6
votes

What's the default encoding of HTTP POST request when the content-type is "application/json" with no explicit charset given"?

It seems two specs are in conflicts:

  • JSON spec says that "JSON text SHALL be encoded in Unicode. The default encoding is UTF-8."
  • HTTP spec says that "When no explicit charset parameter is provided by the sender, media subtypes of the "text" type are defined to have a default charset value of "ISO-8859-1" when received via HTTP."
3
You are not sending a request using a text/... media type, so that clause of the HTTP spec does not apply.Remy Lebeau

3 Answers

4
votes

The application/json media type is formally defined in RFC 7158 The JavaScript Object Notation (JSON) Data Interchange Format (which obsoletes RFC 4627), and is registered with IANA has having NO required or optional parameters (thus, charset is not defined for application/json).

Section 8.1 Character Encoding says:

JSON text SHALL be encoded in UTF-8, UTF-16, or UTF-32. The default encoding is UTF-8, and JSON texts that are encoded in UTF-8 are interoperable in the sense that they will be read successfully by the maximum number of implementations; there are many implementations that cannot successfully read texts in other encodings (such as UTF-16 and UTF-32).

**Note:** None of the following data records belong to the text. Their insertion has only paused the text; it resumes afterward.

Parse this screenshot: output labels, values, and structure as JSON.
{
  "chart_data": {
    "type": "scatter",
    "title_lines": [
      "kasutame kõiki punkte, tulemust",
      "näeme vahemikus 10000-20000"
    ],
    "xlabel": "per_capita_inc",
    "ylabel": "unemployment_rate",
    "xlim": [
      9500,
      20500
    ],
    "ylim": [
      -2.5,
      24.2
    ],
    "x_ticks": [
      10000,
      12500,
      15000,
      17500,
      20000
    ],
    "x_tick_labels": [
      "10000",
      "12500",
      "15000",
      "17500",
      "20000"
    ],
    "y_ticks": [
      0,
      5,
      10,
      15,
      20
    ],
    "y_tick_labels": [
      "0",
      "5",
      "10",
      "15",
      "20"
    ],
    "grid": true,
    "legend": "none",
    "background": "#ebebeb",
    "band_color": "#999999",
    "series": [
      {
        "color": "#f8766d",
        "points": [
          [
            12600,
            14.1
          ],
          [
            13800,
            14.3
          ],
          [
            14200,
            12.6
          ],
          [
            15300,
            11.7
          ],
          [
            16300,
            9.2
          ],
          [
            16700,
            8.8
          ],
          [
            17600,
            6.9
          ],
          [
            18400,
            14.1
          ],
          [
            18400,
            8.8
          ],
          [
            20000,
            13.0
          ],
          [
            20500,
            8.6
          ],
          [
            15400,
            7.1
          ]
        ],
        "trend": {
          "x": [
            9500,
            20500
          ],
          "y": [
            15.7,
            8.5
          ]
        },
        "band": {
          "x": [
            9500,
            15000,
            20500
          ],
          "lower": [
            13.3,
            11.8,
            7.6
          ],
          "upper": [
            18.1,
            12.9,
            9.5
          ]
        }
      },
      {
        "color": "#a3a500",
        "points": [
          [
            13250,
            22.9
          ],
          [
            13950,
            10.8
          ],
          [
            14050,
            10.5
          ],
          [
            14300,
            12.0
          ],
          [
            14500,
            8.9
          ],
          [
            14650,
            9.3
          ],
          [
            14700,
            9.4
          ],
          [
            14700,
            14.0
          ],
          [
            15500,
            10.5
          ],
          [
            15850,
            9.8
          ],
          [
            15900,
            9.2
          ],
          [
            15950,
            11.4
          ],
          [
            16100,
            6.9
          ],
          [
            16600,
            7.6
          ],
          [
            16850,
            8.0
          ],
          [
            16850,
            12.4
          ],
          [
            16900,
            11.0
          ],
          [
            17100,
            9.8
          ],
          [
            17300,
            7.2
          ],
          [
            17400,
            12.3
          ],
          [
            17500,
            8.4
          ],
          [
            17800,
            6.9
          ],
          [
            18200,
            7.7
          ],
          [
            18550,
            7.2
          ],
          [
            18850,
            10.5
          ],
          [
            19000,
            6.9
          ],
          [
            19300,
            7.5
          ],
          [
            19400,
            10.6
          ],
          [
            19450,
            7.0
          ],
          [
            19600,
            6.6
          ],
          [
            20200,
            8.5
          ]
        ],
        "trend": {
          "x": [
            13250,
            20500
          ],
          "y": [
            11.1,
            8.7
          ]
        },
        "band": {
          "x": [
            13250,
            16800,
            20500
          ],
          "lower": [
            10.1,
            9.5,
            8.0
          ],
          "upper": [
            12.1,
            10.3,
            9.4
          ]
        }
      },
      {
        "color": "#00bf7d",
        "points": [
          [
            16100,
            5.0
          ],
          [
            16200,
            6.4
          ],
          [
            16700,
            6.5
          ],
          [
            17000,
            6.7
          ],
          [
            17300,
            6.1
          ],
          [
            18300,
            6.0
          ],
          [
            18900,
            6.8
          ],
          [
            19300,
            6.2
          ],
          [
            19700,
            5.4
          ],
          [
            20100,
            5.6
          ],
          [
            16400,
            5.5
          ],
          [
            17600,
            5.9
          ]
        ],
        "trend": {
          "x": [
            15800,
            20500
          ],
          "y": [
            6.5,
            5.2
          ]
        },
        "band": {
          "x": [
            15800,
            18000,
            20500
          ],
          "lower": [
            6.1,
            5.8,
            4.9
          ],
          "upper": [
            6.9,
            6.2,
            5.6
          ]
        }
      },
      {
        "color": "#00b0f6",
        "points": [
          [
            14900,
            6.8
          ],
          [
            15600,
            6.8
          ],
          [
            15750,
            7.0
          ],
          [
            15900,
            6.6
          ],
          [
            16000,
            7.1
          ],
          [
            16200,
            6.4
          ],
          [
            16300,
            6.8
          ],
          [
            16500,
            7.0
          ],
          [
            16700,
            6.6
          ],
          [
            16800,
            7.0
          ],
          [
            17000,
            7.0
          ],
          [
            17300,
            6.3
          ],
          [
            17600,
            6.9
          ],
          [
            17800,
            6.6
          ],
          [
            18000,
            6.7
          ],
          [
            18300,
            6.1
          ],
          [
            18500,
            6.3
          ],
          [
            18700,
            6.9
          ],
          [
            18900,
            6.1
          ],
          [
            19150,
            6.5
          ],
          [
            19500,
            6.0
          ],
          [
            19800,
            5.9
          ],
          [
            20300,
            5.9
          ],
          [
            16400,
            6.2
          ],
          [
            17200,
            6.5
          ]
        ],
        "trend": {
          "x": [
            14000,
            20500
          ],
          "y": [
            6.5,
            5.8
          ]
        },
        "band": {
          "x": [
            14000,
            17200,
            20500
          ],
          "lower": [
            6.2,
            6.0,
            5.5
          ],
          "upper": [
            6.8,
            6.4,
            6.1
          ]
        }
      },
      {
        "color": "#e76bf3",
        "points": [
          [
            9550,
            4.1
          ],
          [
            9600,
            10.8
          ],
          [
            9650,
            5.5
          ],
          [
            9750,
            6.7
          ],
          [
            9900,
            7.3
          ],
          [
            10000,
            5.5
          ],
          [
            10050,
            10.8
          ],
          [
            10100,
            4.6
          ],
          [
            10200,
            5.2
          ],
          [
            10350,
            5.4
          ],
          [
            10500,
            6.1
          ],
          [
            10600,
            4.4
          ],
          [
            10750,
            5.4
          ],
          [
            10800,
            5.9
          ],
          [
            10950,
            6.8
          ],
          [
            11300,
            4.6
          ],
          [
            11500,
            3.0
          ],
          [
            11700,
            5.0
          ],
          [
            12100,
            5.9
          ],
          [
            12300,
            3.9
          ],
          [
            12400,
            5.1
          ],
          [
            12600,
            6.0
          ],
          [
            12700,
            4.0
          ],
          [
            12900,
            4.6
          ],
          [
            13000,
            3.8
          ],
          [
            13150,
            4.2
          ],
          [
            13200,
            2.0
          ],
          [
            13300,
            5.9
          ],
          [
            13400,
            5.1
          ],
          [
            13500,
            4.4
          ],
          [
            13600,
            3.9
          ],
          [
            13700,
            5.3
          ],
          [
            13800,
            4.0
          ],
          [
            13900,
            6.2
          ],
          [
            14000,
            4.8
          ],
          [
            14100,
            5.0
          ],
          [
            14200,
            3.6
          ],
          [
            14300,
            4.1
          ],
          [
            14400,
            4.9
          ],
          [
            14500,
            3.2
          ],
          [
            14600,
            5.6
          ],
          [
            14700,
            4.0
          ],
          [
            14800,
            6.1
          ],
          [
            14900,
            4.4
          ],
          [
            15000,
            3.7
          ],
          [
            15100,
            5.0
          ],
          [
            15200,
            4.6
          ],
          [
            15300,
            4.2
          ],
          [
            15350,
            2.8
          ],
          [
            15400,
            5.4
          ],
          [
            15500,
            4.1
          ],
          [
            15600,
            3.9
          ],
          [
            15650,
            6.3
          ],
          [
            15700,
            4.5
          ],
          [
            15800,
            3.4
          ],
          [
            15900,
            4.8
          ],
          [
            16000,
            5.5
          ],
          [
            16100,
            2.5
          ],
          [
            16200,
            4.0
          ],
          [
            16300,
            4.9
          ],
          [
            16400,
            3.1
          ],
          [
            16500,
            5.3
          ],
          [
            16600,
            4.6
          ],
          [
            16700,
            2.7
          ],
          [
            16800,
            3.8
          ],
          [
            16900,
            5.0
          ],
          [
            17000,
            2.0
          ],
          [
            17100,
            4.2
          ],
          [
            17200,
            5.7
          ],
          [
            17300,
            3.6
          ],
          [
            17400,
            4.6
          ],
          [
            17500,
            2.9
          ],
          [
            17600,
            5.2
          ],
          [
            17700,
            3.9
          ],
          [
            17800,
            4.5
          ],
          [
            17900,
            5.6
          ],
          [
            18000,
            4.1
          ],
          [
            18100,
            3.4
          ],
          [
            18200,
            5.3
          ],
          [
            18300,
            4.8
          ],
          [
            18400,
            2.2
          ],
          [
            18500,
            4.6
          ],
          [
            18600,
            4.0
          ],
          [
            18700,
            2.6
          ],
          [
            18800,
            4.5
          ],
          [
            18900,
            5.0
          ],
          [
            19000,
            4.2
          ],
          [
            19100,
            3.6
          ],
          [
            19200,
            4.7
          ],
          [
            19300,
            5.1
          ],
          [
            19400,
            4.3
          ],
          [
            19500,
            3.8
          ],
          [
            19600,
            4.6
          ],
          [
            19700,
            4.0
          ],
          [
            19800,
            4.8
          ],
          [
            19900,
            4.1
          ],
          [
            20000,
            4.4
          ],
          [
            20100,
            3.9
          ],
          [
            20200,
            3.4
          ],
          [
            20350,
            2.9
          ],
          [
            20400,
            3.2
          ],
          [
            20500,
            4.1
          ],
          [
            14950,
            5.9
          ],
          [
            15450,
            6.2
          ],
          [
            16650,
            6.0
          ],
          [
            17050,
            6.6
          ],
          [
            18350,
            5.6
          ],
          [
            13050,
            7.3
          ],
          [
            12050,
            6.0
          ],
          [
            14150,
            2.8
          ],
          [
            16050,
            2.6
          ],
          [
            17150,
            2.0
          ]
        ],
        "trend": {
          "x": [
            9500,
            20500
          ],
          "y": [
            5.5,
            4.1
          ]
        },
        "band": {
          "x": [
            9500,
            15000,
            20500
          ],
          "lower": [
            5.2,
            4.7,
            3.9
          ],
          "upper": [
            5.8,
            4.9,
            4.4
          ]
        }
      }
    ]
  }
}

Implementations MUST NOT add a byte order mark to the beginning of a JSON text. In the interests of interoperability, implementations that parse JSON texts MAY ignore the presence of a byte order mark rather than treating it as an error.

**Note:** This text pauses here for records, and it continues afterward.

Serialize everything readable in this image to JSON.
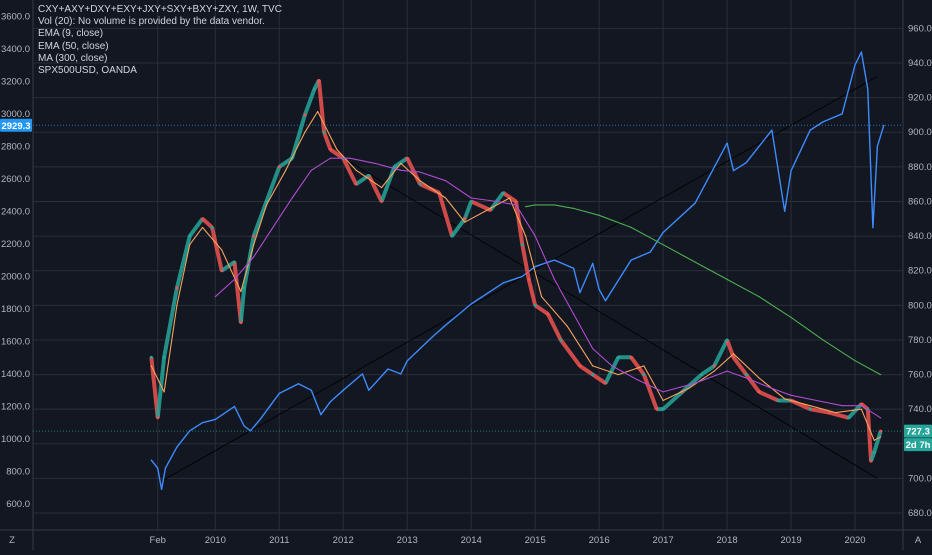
{
  "legend": {
    "main": "CXY+AXY+DXY+EXY+JXY+SXY+BXY+ZXY, 1W, TVC",
    "vol": "Vol (20): No volume is provided by the data vendor.",
    "ema9": "EMA (9, close)",
    "ema50": "EMA (50, close)",
    "ma300": "MA (300, close)",
    "overlay": "SPX500USD, OANDA"
  },
  "colors": {
    "background": "#131722",
    "grid": "#2a2e39",
    "spx_line": "#3d8bfd",
    "ema9": "#f7a35c",
    "ema50": "#b04cd0",
    "ma300": "#4caf50",
    "candle_up": "#26a69a",
    "candle_down": "#ef5350",
    "left_badge": "#2196f3",
    "right_badge": "#26a69a"
  },
  "corner": {
    "left": "Z",
    "right": "A"
  },
  "badges": {
    "left_price": "2929.3",
    "right_price": "727.3",
    "right_timer": "2d 7h"
  },
  "chart_data": {
    "type": "line",
    "x_ticks": [
      "Feb",
      "2010",
      "2011",
      "2012",
      "2013",
      "2014",
      "2015",
      "2016",
      "2017",
      "2018",
      "2019",
      "2020"
    ],
    "x_tick_positions": [
      2009.1,
      2010,
      2011,
      2012,
      2013,
      2014,
      2015,
      2016,
      2017,
      2018,
      2019,
      2020
    ],
    "xlim": [
      2007.15,
      2020.75
    ],
    "left_axis": {
      "ticks": [
        600,
        800,
        1000,
        1200,
        1400,
        1600,
        1800,
        2000,
        2200,
        2400,
        2600,
        2800,
        3000,
        3200,
        3400,
        3600
      ],
      "labels": [
        "600.0",
        "800.0",
        "1000.0",
        "1200.0",
        "1400.0",
        "1600.0",
        "1800.0",
        "2000.0",
        "2200.0",
        "2400.0",
        "2600.0",
        "2800.0",
        "3000.0",
        "3200.0",
        "3400.0",
        "3600.0"
      ],
      "ylim": [
        440,
        3700
      ]
    },
    "right_axis": {
      "ticks": [
        680,
        700,
        720,
        740,
        760,
        780,
        800,
        820,
        840,
        860,
        880,
        900,
        920,
        940,
        960
      ],
      "labels": [
        "680.0",
        "700.0",
        "720.0",
        "740.0",
        "760.0",
        "780.0",
        "800.0",
        "820.0",
        "840.0",
        "860.0",
        "880.0",
        "900.0",
        "920.0",
        "940.0",
        "960.0"
      ],
      "ylim": [
        670.2,
        976.4
      ]
    },
    "series": [
      {
        "name": "SPX500USD, OANDA",
        "axis": "left",
        "x": [
          2009.0,
          2009.1,
          2009.16,
          2009.22,
          2009.4,
          2009.6,
          2009.8,
          2010.0,
          2010.3,
          2010.45,
          2010.55,
          2010.7,
          2011.0,
          2011.3,
          2011.5,
          2011.65,
          2011.8,
          2012.0,
          2012.3,
          2012.4,
          2012.7,
          2012.9,
          2013.0,
          2013.4,
          2013.6,
          2014.0,
          2014.5,
          2014.8,
          2015.0,
          2015.3,
          2015.6,
          2015.7,
          2015.9,
          2016.0,
          2016.1,
          2016.5,
          2016.8,
          2017.0,
          2017.5,
          2018.0,
          2018.1,
          2018.3,
          2018.7,
          2018.9,
          2019.0,
          2019.3,
          2019.5,
          2019.8,
          2020.0,
          2020.1,
          2020.2,
          2020.28,
          2020.35,
          2020.45
        ],
        "values": [
          870,
          820,
          690,
          820,
          950,
          1050,
          1100,
          1120,
          1200,
          1080,
          1050,
          1120,
          1280,
          1340,
          1300,
          1150,
          1230,
          1300,
          1400,
          1300,
          1430,
          1400,
          1480,
          1630,
          1700,
          1830,
          1960,
          2000,
          2060,
          2100,
          2050,
          1900,
          2080,
          1920,
          1850,
          2100,
          2150,
          2270,
          2450,
          2820,
          2650,
          2700,
          2900,
          2400,
          2650,
          2900,
          2950,
          3000,
          3300,
          3380,
          3150,
          2300,
          2800,
          2929.3
        ],
        "color": "#3d8bfd"
      },
      {
        "name": "CXY+AXY+DXY+EXY+JXY+SXY+BXY+ZXY",
        "axis": "right",
        "style": "candles",
        "x": [
          2009.0,
          2009.1,
          2009.2,
          2009.4,
          2009.6,
          2009.8,
          2009.95,
          2010.1,
          2010.3,
          2010.4,
          2010.45,
          2010.6,
          2010.8,
          2011.0,
          2011.2,
          2011.4,
          2011.55,
          2011.62,
          2011.7,
          2011.8,
          2012.0,
          2012.2,
          2012.4,
          2012.6,
          2012.8,
          2013.0,
          2013.2,
          2013.5,
          2013.7,
          2013.9,
          2014.0,
          2014.3,
          2014.5,
          2014.7,
          2014.8,
          2014.9,
          2015.0,
          2015.2,
          2015.4,
          2015.7,
          2015.9,
          2016.1,
          2016.3,
          2016.5,
          2016.7,
          2016.9,
          2017.0,
          2017.3,
          2017.6,
          2017.8,
          2018.0,
          2018.1,
          2018.3,
          2018.5,
          2018.8,
          2019.0,
          2019.3,
          2019.6,
          2019.9,
          2020.1,
          2020.2,
          2020.25,
          2020.3,
          2020.4
        ],
        "values": [
          770,
          735,
          770,
          810,
          840,
          850,
          845,
          820,
          825,
          790,
          810,
          840,
          860,
          880,
          885,
          910,
          925,
          930,
          900,
          890,
          885,
          870,
          875,
          860,
          880,
          885,
          870,
          865,
          840,
          850,
          860,
          855,
          865,
          860,
          835,
          815,
          800,
          795,
          780,
          765,
          760,
          755,
          770,
          770,
          760,
          740,
          740,
          750,
          760,
          765,
          780,
          770,
          760,
          750,
          745,
          745,
          740,
          738,
          735,
          743,
          740,
          710,
          715,
          727.3
        ],
        "colors_up_down": [
          "#26a69a",
          "#ef5350"
        ]
      },
      {
        "name": "EMA (9, close)",
        "axis": "right",
        "x": [
          2009.0,
          2009.2,
          2009.4,
          2009.6,
          2009.8,
          2010.1,
          2010.4,
          2010.6,
          2010.8,
          2011.1,
          2011.4,
          2011.6,
          2011.9,
          2012.2,
          2012.6,
          2012.9,
          2013.2,
          2013.6,
          2013.9,
          2014.3,
          2014.6,
          2014.85,
          2015.1,
          2015.5,
          2015.9,
          2016.3,
          2016.7,
          2017.0,
          2017.4,
          2017.8,
          2018.1,
          2018.5,
          2018.9,
          2019.3,
          2019.7,
          2020.1,
          2020.3,
          2020.4
        ],
        "values": [
          765,
          750,
          800,
          835,
          845,
          832,
          808,
          835,
          858,
          878,
          900,
          912,
          890,
          878,
          868,
          882,
          872,
          862,
          848,
          856,
          862,
          840,
          805,
          788,
          765,
          760,
          765,
          745,
          752,
          762,
          772,
          758,
          746,
          742,
          738,
          740,
          722,
          724
        ],
        "color": "#f7a35c"
      },
      {
        "name": "EMA (50, close)",
        "axis": "right",
        "x": [
          2010.0,
          2010.3,
          2010.6,
          2010.9,
          2011.2,
          2011.5,
          2011.8,
          2012.1,
          2012.5,
          2012.9,
          2013.2,
          2013.6,
          2014.0,
          2014.4,
          2014.7,
          2015.0,
          2015.3,
          2015.6,
          2015.9,
          2016.2,
          2016.6,
          2017.0,
          2017.5,
          2018.0,
          2018.3,
          2018.7,
          2019.0,
          2019.4,
          2019.8,
          2020.1,
          2020.4
        ],
        "values": [
          805,
          815,
          828,
          845,
          862,
          878,
          885,
          885,
          882,
          878,
          877,
          872,
          862,
          860,
          858,
          840,
          815,
          795,
          775,
          765,
          757,
          750,
          755,
          762,
          758,
          752,
          748,
          745,
          742,
          742,
          735
        ],
        "color": "#b04cd0"
      },
      {
        "name": "MA (300, close)",
        "axis": "right",
        "x": [
          2014.85,
          2015.0,
          2015.3,
          2015.6,
          2016.0,
          2016.5,
          2017.0,
          2017.5,
          2018.0,
          2018.5,
          2019.0,
          2019.5,
          2020.0,
          2020.4
        ],
        "values": [
          857,
          858,
          858,
          856,
          852,
          845,
          835,
          825,
          815,
          805,
          793,
          780,
          768,
          760
        ],
        "color": "#4caf50"
      }
    ],
    "annotations": [
      {
        "type": "trendline",
        "axis": "left",
        "x": [
          2009.2,
          2020.35
        ],
        "values": [
          750,
          3230
        ]
      },
      {
        "type": "trendline",
        "axis": "right",
        "x": [
          2012.0,
          2020.35
        ],
        "values": [
          885,
          700
        ]
      }
    ],
    "price_lines": [
      {
        "axis": "right",
        "value": 727.3
      },
      {
        "axis": "left",
        "value": 2929.3
      }
    ]
  }
}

application/... media types are typically defined as binary formats. It is very easy for a JSON parser to differentiate between UTF-8, UTF-16, and UTF-32 just by looking at the first few bytes, so there is no need for a BOM (which is not allowed, as noted above) or an explicit charset (which is not defined).

1
votes

Here is the algorithm form XMLHttpRequest from W3C

The JSON response entity body is either a JavaScript value representing the response entity body. If the JSON response entity body is null, set it to the return value of the following algorithm:

1. Let JSON text be the result of running utf-8 decode on byte stream response entity body.

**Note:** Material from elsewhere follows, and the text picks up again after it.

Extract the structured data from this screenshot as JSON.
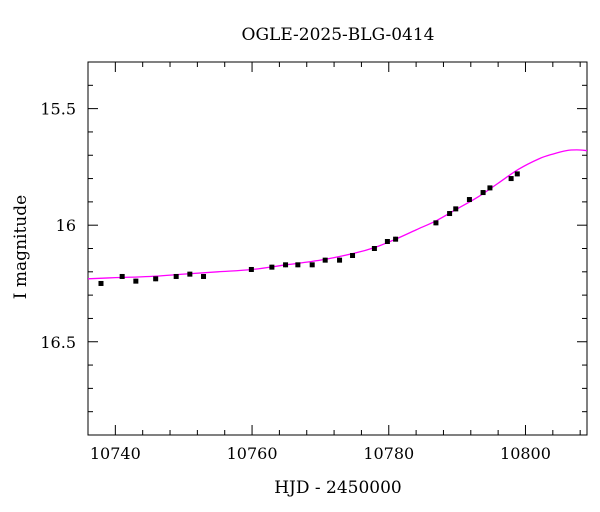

2. Return the result of invoking the initial value of the parse property of the JSON object defined in JavaScript, with JSON text as

its only argument, or null if that function throws an exception.

http://www.w3.org/TR/XMLHttpRequest/#json-response-entity-body

The server should set it as UTF-8 by default.

1
votes

You are looking at RFC 2616, which has been obsoleted by RFC 7231. The text from RFC 2616 is gone in RFC 7231. In any case, the clause only applies to the text/... media types, not application/... media types.